Le cœur bat grâce à des impulsions électriques selon un rythme régulier. Au repos, son rythme normal est de 60 à 80 battements par minute. 1
Le courant électrique qui l'anime naît dans une zone du cœur - le nœud sinusal, au niveau de l'oreillette droite - qui joue le rôle de centrale électrique. Il parcourt ensuite les deux oreillettes (droite et gauche) et provoque leur contraction, ce qui fait passer le sang des oreillettes vers les ventricules.

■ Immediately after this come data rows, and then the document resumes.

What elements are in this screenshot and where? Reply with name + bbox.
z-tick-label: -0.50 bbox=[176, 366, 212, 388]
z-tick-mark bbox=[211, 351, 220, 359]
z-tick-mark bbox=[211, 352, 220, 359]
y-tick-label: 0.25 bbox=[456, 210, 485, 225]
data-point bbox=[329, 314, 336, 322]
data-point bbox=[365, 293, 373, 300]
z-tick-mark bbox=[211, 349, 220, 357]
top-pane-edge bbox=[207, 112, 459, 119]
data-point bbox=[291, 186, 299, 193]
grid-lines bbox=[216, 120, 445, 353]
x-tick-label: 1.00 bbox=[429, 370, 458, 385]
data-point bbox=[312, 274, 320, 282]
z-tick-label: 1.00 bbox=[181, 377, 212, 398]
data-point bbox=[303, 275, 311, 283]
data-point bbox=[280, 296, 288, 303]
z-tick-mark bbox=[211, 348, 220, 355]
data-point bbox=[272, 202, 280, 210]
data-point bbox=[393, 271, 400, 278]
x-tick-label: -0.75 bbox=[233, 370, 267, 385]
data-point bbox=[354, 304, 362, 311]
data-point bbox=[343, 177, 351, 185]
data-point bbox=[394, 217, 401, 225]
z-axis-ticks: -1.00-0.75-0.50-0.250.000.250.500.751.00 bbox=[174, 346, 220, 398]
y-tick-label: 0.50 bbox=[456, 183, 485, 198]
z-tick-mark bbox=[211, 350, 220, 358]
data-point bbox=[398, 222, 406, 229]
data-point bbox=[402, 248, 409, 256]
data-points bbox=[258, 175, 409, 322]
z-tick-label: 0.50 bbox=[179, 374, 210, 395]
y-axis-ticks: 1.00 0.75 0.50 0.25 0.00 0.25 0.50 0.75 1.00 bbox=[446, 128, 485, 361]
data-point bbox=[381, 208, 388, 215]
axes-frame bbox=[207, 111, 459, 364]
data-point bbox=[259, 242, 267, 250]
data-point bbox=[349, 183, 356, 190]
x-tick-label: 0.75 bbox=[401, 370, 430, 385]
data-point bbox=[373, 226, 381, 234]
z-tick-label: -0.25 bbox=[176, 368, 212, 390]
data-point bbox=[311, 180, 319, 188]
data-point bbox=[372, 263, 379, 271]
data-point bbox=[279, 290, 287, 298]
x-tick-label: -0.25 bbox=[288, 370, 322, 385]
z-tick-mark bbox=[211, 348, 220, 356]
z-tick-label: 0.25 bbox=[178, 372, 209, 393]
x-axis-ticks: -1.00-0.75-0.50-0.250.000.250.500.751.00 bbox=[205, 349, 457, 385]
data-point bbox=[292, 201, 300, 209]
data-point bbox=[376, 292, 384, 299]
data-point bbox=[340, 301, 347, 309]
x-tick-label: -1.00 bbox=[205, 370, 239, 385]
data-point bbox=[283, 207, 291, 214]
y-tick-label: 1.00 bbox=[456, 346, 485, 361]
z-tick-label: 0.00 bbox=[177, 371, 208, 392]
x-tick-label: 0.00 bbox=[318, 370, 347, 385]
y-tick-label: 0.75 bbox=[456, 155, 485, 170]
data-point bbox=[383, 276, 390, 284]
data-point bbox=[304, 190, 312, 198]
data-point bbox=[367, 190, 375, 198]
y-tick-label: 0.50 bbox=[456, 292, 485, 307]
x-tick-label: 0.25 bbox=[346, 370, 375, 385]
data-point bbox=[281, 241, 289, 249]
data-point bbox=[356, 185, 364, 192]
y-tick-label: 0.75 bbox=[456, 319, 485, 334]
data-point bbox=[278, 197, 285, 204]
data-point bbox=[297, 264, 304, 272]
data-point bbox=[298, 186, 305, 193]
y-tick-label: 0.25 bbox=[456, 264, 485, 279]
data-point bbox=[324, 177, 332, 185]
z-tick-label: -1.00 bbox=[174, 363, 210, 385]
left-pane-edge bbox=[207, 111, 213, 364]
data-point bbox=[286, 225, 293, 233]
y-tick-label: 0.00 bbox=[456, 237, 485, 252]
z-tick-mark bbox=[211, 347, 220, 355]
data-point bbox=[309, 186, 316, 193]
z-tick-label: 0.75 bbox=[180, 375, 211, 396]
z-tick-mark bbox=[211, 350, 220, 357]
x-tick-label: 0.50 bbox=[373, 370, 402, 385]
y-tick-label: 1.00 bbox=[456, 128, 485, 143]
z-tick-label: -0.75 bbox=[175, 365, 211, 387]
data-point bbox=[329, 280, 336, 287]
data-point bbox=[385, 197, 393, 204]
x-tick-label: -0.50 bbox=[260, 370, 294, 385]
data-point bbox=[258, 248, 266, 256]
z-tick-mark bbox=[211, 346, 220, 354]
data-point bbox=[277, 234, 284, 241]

Il arrive ensuite dans la zone située à la jonction entre les oreillettes et les ventricules, le nœud auriculo-ventriculaire, d'où il est dispatché vers les deux ventricules, et provoque là une contraction homogène et puissante pour que le sang sorte du cœur et circule dans tout le corps.
Pour diverses raisons, cette belle mécanique peut se dérégler. Le rythme des battements cardiaques devient alors irrégulier et/ou inadapté : c'est ce qu'on appelle un trouble du rythme ou arythmie. Ces troubles peuvent être ponctuels (paroxystiques) ou permanents.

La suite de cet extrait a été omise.